Traditionally, human agents gather information, make sense of it, draw insights, and act. By contrast, AI agents can handle much of the same heavy, behind-the-scenes data work, allowing humans to start directly at the recommendation stage of healthcare workflows instead of slogging through several steps of data preparation.
In the process, Raheel stresses that AI agents are not just about automation. They are workflow transformers, rethinking how work gets done. To explain what he means, Raheel shares a few real-world examples:
- In care management, an AI agent can prepare service plans for high-risk members by reading intake notes, pulling patient history, checking eligibility, and drafting plans, reducing a task that took 45 minutes to just 2-5 minutes, cutting burnout, and doubling throughput.

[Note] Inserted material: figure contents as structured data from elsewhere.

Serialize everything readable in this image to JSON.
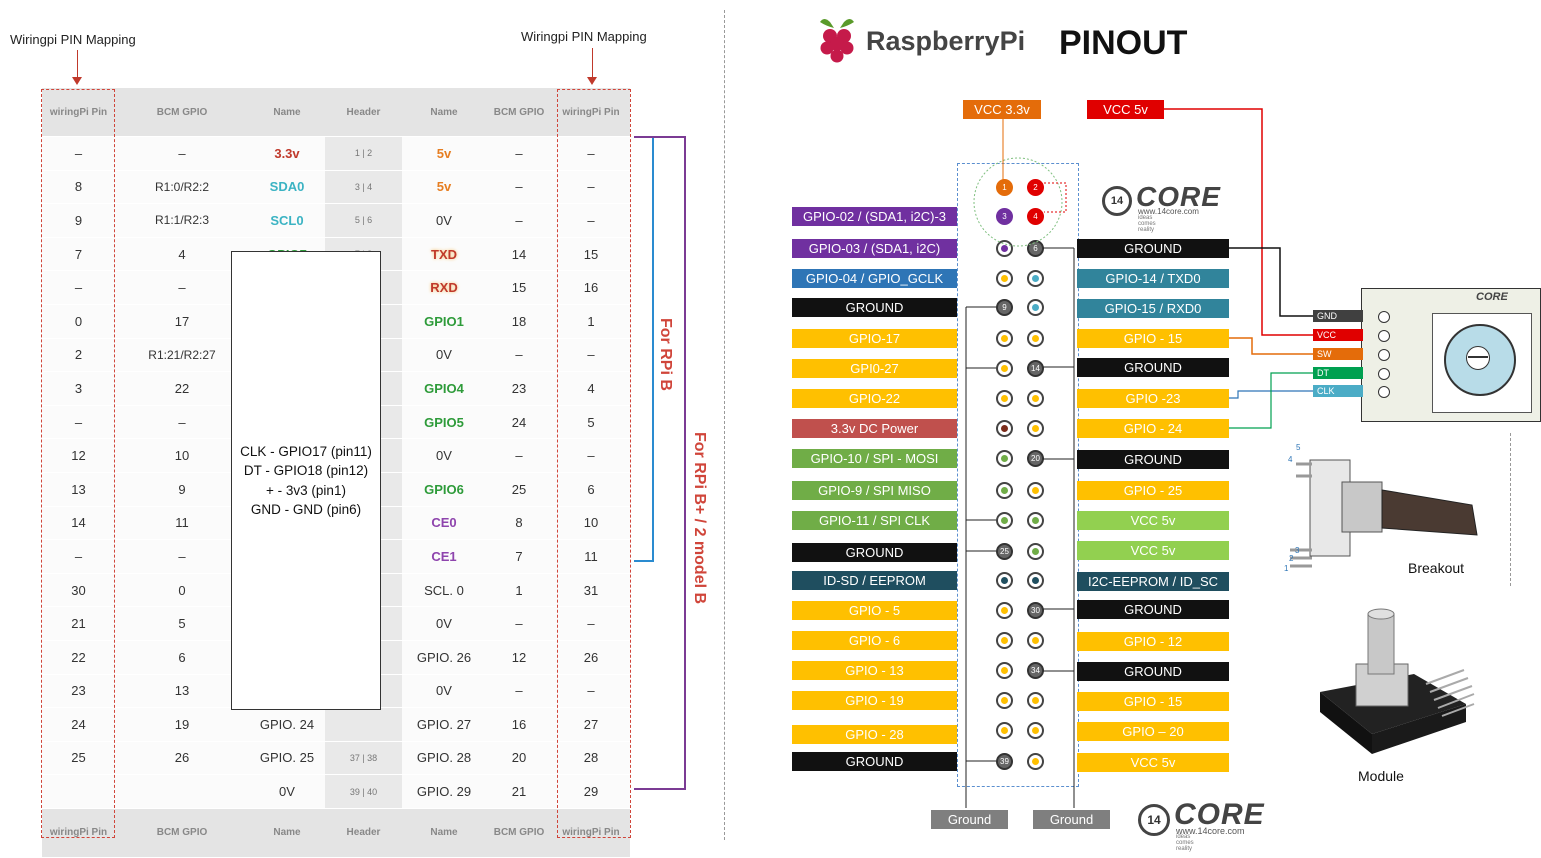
{
  "left": {
    "mapping_label_left": "Wiringpi PIN Mapping",
    "mapping_label_right": "Wiringpi PIN Mapping",
    "header": [
      "wiringPi Pin",
      "BCM GPIO",
      "Name",
      "Header",
      "Name",
      "BCM GPIO",
      "wiringPi Pin"
    ],
    "footer": [
      "wiringPi Pin",
      "BCM GPIO",
      "Name",
      "Header",
      "Name",
      "BCM GPIO",
      "wiringPi Pin"
    ],
    "rows": [
      [
        "–",
        "–",
        "3.3v",
        "1 | 2",
        "5v",
        "–",
        "–"
      ],
      [
        "8",
        "R1:0/R2:2",
        "SDA0",
        "3 | 4",
        "5v",
        "–",
        "–"
      ],
      [
        "9",
        "R1:1/R2:3",
        "SCL0",
        "5 | 6",
        "0V",
        "–",
        "–"
      ],
      [
        "7",
        "4",
        "GPIO7",
        "7 | 8",
        "TXD",
        "14",
        "15"
      ],
      [
        "–",
        "–",
        "",
        "",
        "RXD",
        "15",
        "16"
      ],
      [
        "0",
        "17",
        "",
        "",
        "GPIO1",
        "18",
        "1"
      ],
      [
        "2",
        "R1:21/R2:27",
        "",
        "",
        "0V",
        "–",
        "–"
      ],
      [
        "3",
        "22",
        "",
        "",
        "GPIO4",
        "23",
        "4"
      ],
      [
        "–",
        "–",
        "",
        "",
        "GPIO5",
        "24",
        "5"
      ],
      [
        "12",
        "10",
        "",
        "",
        "0V",
        "–",
        "–"
      ],
      [
        "13",
        "9",
        "",
        "",
        "GPIO6",
        "25",
        "6"
      ],
      [
        "14",
        "11",
        "",
        "",
        "CE0",
        "8",
        "10"
      ],
      [
        "–",
        "–",
        "",
        "",
        "CE1",
        "7",
        "11"
      ],
      [
        "30",
        "0",
        "",
        "",
        "SCL. 0",
        "1",
        "31"
      ],
      [
        "21",
        "5",
        "",
        "",
        "0V",
        "–",
        "–"
      ],
      [
        "22",
        "6",
        "",
        "",
        "GPIO. 26",
        "12",
        "26"
      ],
      [
        "23",
        "13",
        "",
        "",
        "0V",
        "–",
        "–"
      ],
      [
        "24",
        "19",
        "GPIO. 24",
        "",
        "GPIO. 27",
        "16",
        "27"
      ],
      [
        "25",
        "26",
        "GPIO. 25",
        "37 | 38",
        "GPIO. 28",
        "20",
        "28"
      ],
      [
        "",
        "",
        "0V",
        "39 | 40",
        "GPIO. 29",
        "21",
        "29"
      ]
    ],
    "overlay": [
      "CLK - GPIO17 (pin11)",
      "DT - GPIO18 (pin12)",
      "+ - 3v3 (pin1)",
      "GND - GND (pin6)"
    ],
    "side_label_b": "For RPi B",
    "side_label_bplus": "For RPi B+ / 2 model B"
  },
  "right": {
    "brand": "RaspberryPi",
    "title": "PINOUT",
    "vcc33": "VCC 3.3v",
    "vcc5": "VCC 5v",
    "left_labels": [
      {
        "t": "GPIO-02 / (SDA1, i2C)-3",
        "c": "#7030a0"
      },
      {
        "t": "GPIO-03 / (SDA1, i2C)",
        "c": "#7030a0"
      },
      {
        "t": "GPIO-04 / GPIO_GCLK",
        "c": "#2e75b6"
      },
      {
        "t": "GROUND",
        "c": "#111111"
      },
      {
        "t": "GPIO-17",
        "c": "#ffc000"
      },
      {
        "t": "GPI0-27",
        "c": "#ffc000"
      },
      {
        "t": "GPIO-22",
        "c": "#ffc000"
      },
      {
        "t": "3.3v DC Power",
        "c": "#c0504d"
      },
      {
        "t": "GPIO-10 / SPI - MOSI",
        "c": "#70ad47"
      },
      {
        "t": "GPIO-9 / SPI MISO",
        "c": "#70ad47"
      },
      {
        "t": "GPIO-11 / SPI CLK",
        "c": "#70ad47"
      },
      {
        "t": "GROUND",
        "c": "#111111"
      },
      {
        "t": "ID-SD / EEPROM",
        "c": "#1f4e5f"
      },
      {
        "t": "GPIO - 5",
        "c": "#ffc000"
      },
      {
        "t": "GPIO - 6",
        "c": "#ffc000"
      },
      {
        "t": "GPIO - 13",
        "c": "#ffc000"
      },
      {
        "t": "GPIO - 19",
        "c": "#ffc000"
      },
      {
        "t": "GPIO - 28",
        "c": "#ffc000"
      },
      {
        "t": "GROUND",
        "c": "#111111"
      }
    ],
    "right_labels": [
      {
        "t": "GROUND",
        "c": "#111111"
      },
      {
        "t": "GPIO-14 / TXD0",
        "c": "#31849b"
      },
      {
        "t": "GPIO-15 / RXD0",
        "c": "#31849b"
      },
      {
        "t": "GPIO - 15",
        "c": "#ffc000"
      },
      {
        "t": "GROUND",
        "c": "#111111"
      },
      {
        "t": "GPIO -23",
        "c": "#ffc000"
      },
      {
        "t": "GPIO - 24",
        "c": "#ffc000"
      },
      {
        "t": "GROUND",
        "c": "#111111"
      },
      {
        "t": "GPIO - 25",
        "c": "#ffc000"
      },
      {
        "t": "VCC 5v",
        "c": "#92d050"
      },
      {
        "t": "VCC 5v",
        "c": "#92d050"
      },
      {
        "t": "I2C-EEPROM / ID_SC",
        "c": "#1f4e5f"
      },
      {
        "t": "GROUND",
        "c": "#111111"
      },
      {
        "t": "GPIO - 12",
        "c": "#ffc000"
      },
      {
        "t": "GROUND",
        "c": "#111111"
      },
      {
        "t": "GPIO - 15",
        "c": "#ffc000"
      },
      {
        "t": "GPIO – 20",
        "c": "#ffc000"
      },
      {
        "t": "VCC 5v",
        "c": "#ffc000"
      }
    ],
    "pin_numbers": {
      "p1": "1",
      "p2": "2",
      "p3": "3",
      "p4": "4",
      "p6": "6",
      "p9": "9",
      "p14": "14",
      "p20": "20",
      "p25": "25",
      "p30": "30",
      "p34": "34",
      "p39": "39"
    },
    "ground_left": "Ground",
    "ground_right": "Ground",
    "module_pins": [
      {
        "t": "GND",
        "c": "#404040"
      },
      {
        "t": "VCC",
        "c": "#e00000"
      },
      {
        "t": "SW",
        "c": "#e46c0a"
      },
      {
        "t": "DT",
        "c": "#00a050"
      },
      {
        "t": "CLK",
        "c": "#4bacc6"
      }
    ],
    "breakout_label": "Breakout",
    "module_label": "Module",
    "core_logo": "CORE",
    "core_num": "14",
    "core_url": "www.14core.com",
    "core_tag": "ideas comes reality",
    "breakout_pins": [
      "5",
      "4",
      "3",
      "2",
      "1"
    ]
  }
}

- In claims triage, an AI agent can sift through claims data across four or five systems, flagging issues and summarizing them intelligently for human adjusters, utilizing memory and reasoning rather than rigid rules.
Another example that Raheel cites Productive Edge for currently piloting is a longitudinal agent designed to support behavioral health follow-up. It monitors key patient behavior metrics over several weeks, tracking missed appointments, medication gaps, and unclosed referrals. When signs of risk emerge, the agent proactively nudges care managers, not with generic alerts but contextualized insights.

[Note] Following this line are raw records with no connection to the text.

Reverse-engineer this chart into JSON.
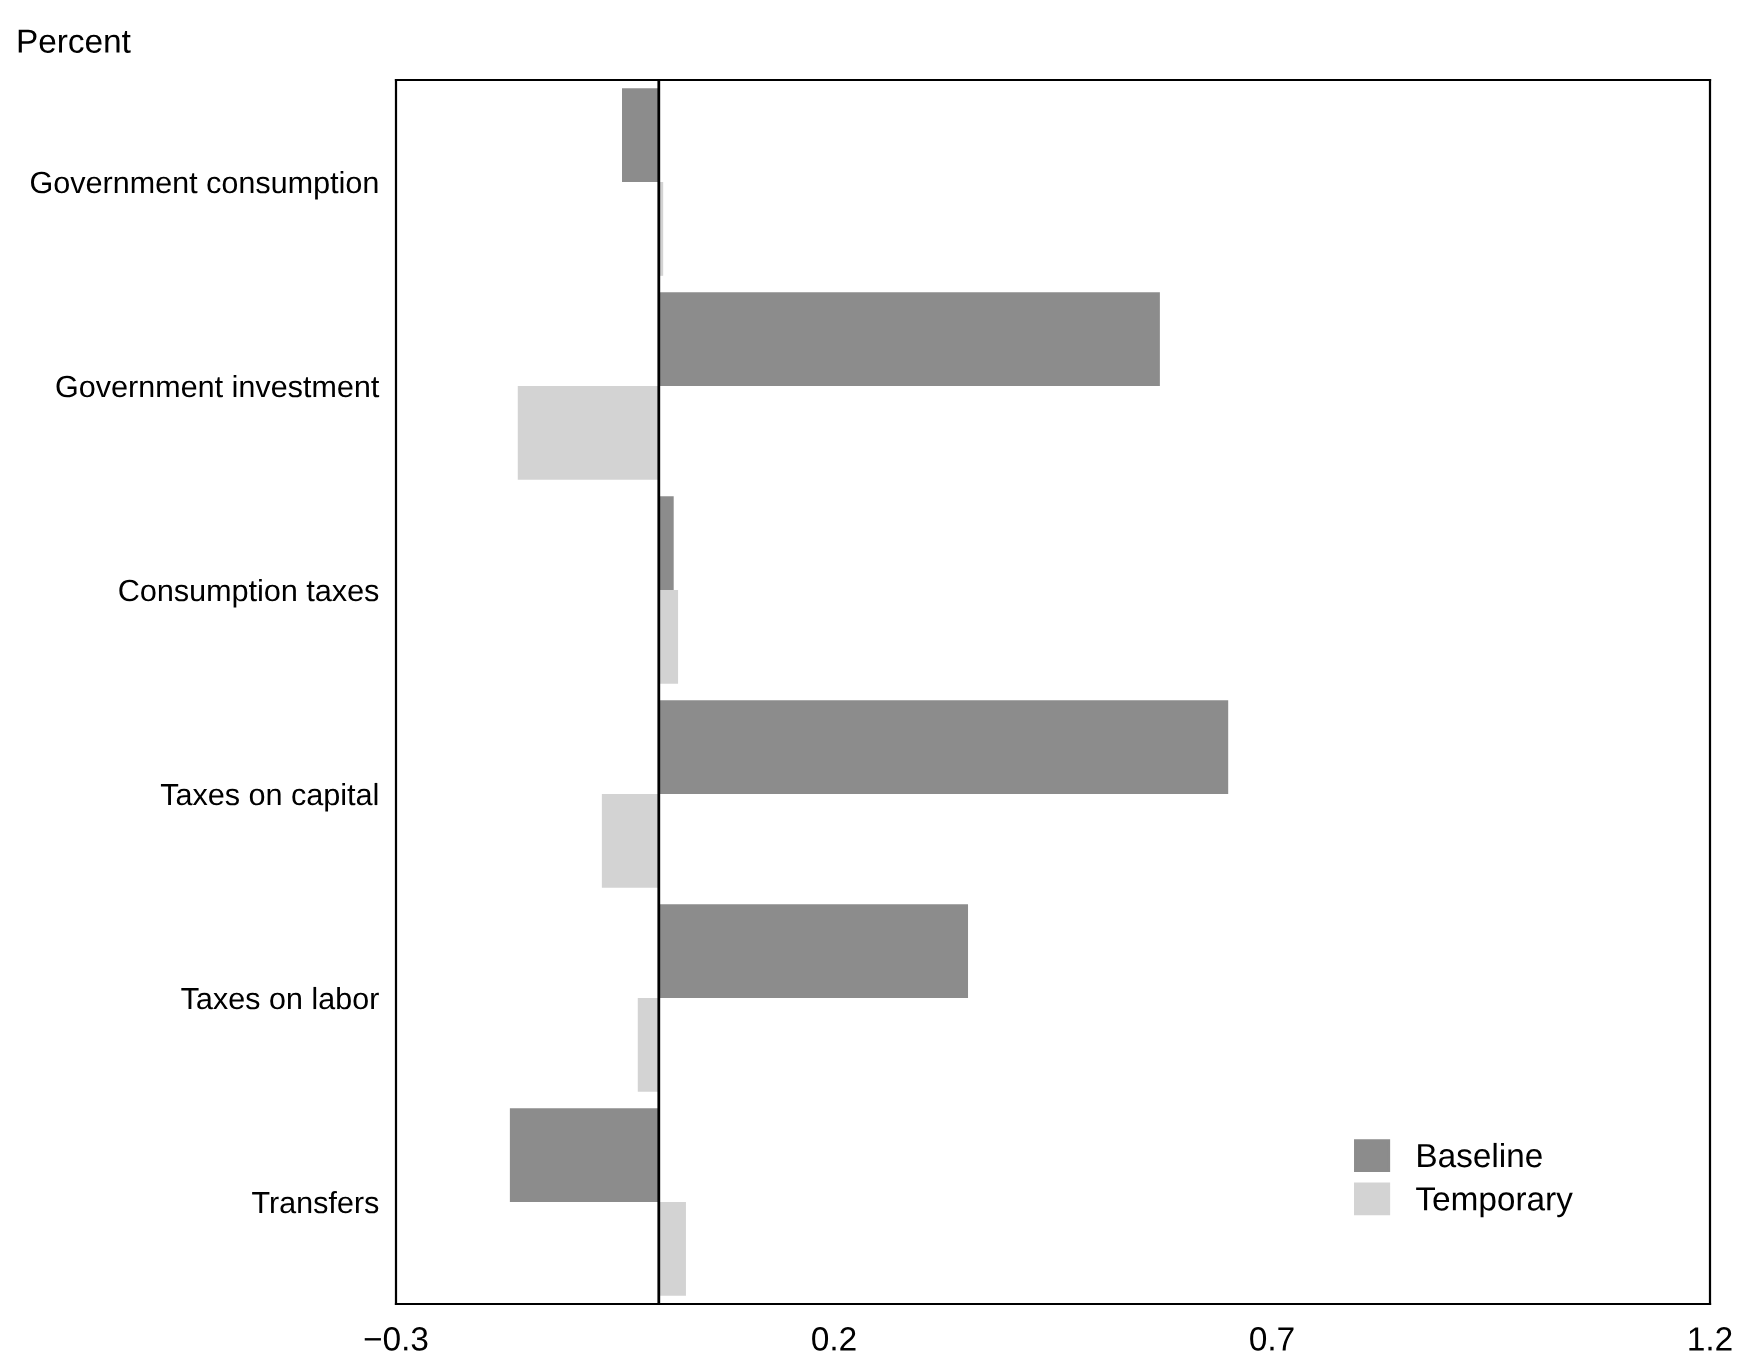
{
  "chart_data": {
    "type": "bar",
    "orientation": "horizontal",
    "ylabel": "Percent",
    "categories": [
      "Government consumption",
      "Government investment",
      "Consumption taxes",
      "Taxes on capital",
      "Taxes on labor",
      "Transfers"
    ],
    "series": [
      {
        "name": "Baseline",
        "color": "#8c8c8c",
        "values": [
          -0.042,
          0.572,
          0.017,
          0.65,
          0.353,
          -0.17
        ]
      },
      {
        "name": "Temporary",
        "color": "#d3d3d3",
        "values": [
          0.005,
          -0.161,
          0.022,
          -0.065,
          -0.024,
          0.031
        ]
      }
    ],
    "xlim": [
      -0.3,
      1.2
    ],
    "xticks": [
      {
        "value": -0.3,
        "label": "−0.3"
      },
      0.2,
      0.7,
      1.2
    ],
    "ref_lines": [
      {
        "axis": "x",
        "value": 0,
        "color": "#000000"
      }
    ],
    "legend": "bottom right",
    "grid": false
  }
}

“For instance, it might flag that a member hasn’t refilled their prescription in 12 days, note a documented mood decline in their last visit, and recommend a timely outreach. The agent consolidates data from claims, EHRs, and even patient messaging platforms, enabling care managers to prioritize effectively and act with the full picture in view. And in many ways, that’s only the beginning of what these systems can do.”
– Raheel Retiwalla, Chief Strategy Officer at Productive Edge
He believes the best agentic AI use cases emerge with executive-driven direction. As leaders increasingly ask, “What are we doing about AI?” operational teams are being pushed to identify areas where AI can reduce manual work and inefficiencies.
Many high-ROI opportunities exist even in non-clinical workflows without protected health information (PHI), making them easy starting points. Teams can build on existing tools and models to unlock more value with AI agents.